The Loss Function: Binary Cross-Entropy

The model is trained using binary cross-entropy:

L = -[y log(p) + (1 - y) log(1 - p)]

where:

y is the true label (0 or 1)
p is the predicted probability of class 1

This loss punishes confident wrong predictions very strongly.

How Learning Happens

Training means updating the weights to reduce the loss.

At a high level:

do a forward pass
compute loss
compute gradients using backpropagation
update weights using an optimizer

That cycle repeats across many epochs.

The Baseline Architecture in the Notebook

The first model is:

model_sgd = Sequential()
model_sgd.add(Dense(64, activation='relu', input_shape=(X_train.shape[1],)))
model_sgd.add(Dense(32, activation='relu'))
model_sgd.add(Dense(1, activation='sigmoid'))

So the architecture is:

11 input features
        │
        ▼
Dense layer: 64 neurons, ReLU
        │
        ▼
Dense layer: 32 neurons, ReLU
        │
        ▼
Dense layer: 1 neuron, Sigmoid

This is a fairly standard small feedforward network for tabular binary classification.

Part 6: Baseline Model — Neural Network with SGD

What SGD Is

The first model uses Stochastic Gradient Descent (SGD) with learning rate 0.01.

The update rule is conceptually:

w_new = w_old - η ∂L/∂w

where:

η is the learning rate
∂L/∂w is the gradient of the loss with respect to the weights

Why SGD Matters

SGD is the classic optimizer.
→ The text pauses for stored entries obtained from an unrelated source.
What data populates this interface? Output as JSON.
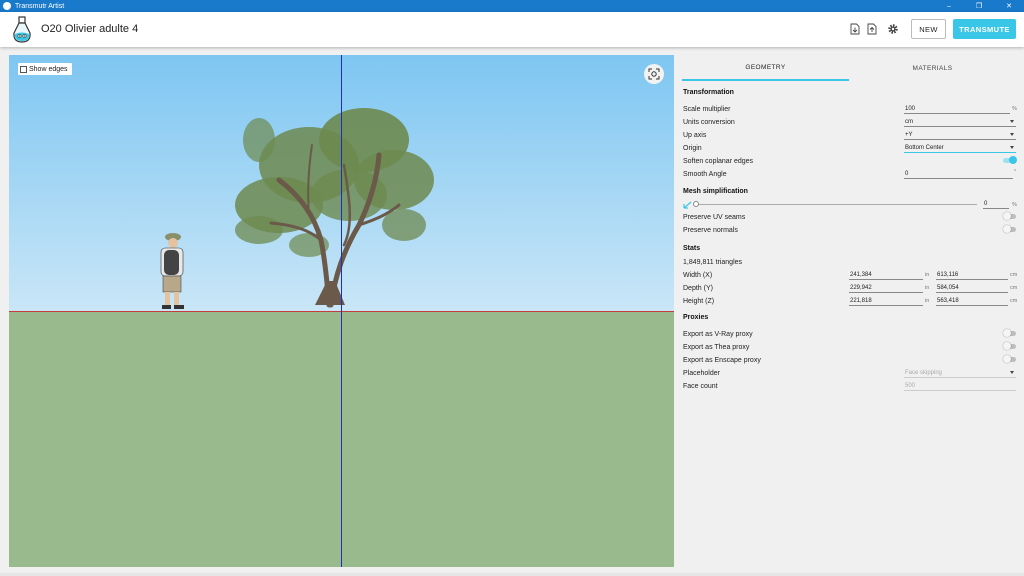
{
  "window": {
    "app_title": "Transmutr Artist",
    "minimize": "–",
    "maximize": "❐",
    "close": "✕"
  },
  "header": {
    "project_title": "O20 Olivier adulte 4",
    "new_label": "NEW",
    "transmute_label": "TRANSMUTE",
    "icons": [
      "import-file-icon",
      "export-file-icon",
      "gear-icon"
    ]
  },
  "viewport": {
    "show_edges_label": "Show edges",
    "show_edges_checked": false,
    "colors": {
      "sky_top": "#7ec6f2",
      "ground": "#99ba8c",
      "horizon": "#c83b3b",
      "axis": "#1c2fc0"
    }
  },
  "tabs": [
    {
      "label": "GEOMETRY",
      "active": true
    },
    {
      "label": "MATERIALS",
      "active": false
    }
  ],
  "transformation": {
    "heading": "Transformation",
    "scale_label": "Scale multiplier",
    "scale_value": "100",
    "scale_unit": "%",
    "units_label": "Units conversion",
    "units_value": "cm",
    "upaxis_label": "Up axis",
    "upaxis_value": "+Y",
    "origin_label": "Origin",
    "origin_value": "Bottom Center",
    "soften_label": "Soften coplanar edges",
    "soften_on": true,
    "smooth_label": "Smooth Angle",
    "smooth_value": "0",
    "smooth_unit": "°"
  },
  "mesh": {
    "heading": "Mesh simplification",
    "value": "0",
    "unit": "%",
    "uv_label": "Preserve UV seams",
    "uv_on": false,
    "normals_label": "Preserve normals",
    "normals_on": false
  },
  "stats": {
    "heading": "Stats",
    "triangles": "1,849,811 triangles",
    "width_label": "Width (X)",
    "width_in": "241,384",
    "width_cm": "613,116",
    "depth_label": "Depth (Y)",
    "depth_in": "229,942",
    "depth_cm": "584,054",
    "height_label": "Height (Z)",
    "height_in": "221,818",
    "height_cm": "563,418",
    "unit_in": "in",
    "unit_cm": "cm"
  },
  "proxies": {
    "heading": "Proxies",
    "vray_label": "Export as V-Ray proxy",
    "vray_on": false,
    "thea_label": "Export as Thea proxy",
    "thea_on": false,
    "enscape_label": "Export as Enscape proxy",
    "enscape_on": false,
    "placeholder_label": "Placeholder",
    "placeholder_value": "Face skipping",
    "facecount_label": "Face count",
    "facecount_value": "500"
  },
  "accent_color": "#3ac6e6"
}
It is simple and foundational.

Even if better optimizers exist, understanding SGD helps me understand the logic of all gradient-based learning.

Baseline Results

The notebook reports:

confusion matrix:

[[1486   50]
 [ 204  186]]

precision for churn class: 0.79
recall for churn class: 0.48
accuracy: 0.87
ROC-AUC: 0.8533

How to Read This Confusion Matrix

For class 1 = churn:

True Positives (TP) = 186
False Negatives (FN) = 204
False Positives (FP) = 50
True Negatives (TN) = 1486

So the model misses more churners than it catches:

Recall = TP / (TP + FN) = 186 / (186 + 204) ≈ 0.48

This is the key weakness.

What This Means Business-Wise

If recall is only 48%, the bank is failing to identify more than half of the customers who will actually leave.

That may be unacceptable if the purpose of the model is proactive retention.

Part 7: Why Recall Was Chosen as the Main Metric

This choice is one of the most important parts of the notebook.

The Logic

The notebook prioritizes recall because missing a churner can be more costly than incorrectly flagging a non-churner.

The Formula

Recall = TP / (TP + FN)

This answers:

Out of all the customers who actually churned, how many did I correctly catch?

Why Accuracy Alone Is Not Enough

With imbalanced data, accuracy can look good even if the churn class is handled badly.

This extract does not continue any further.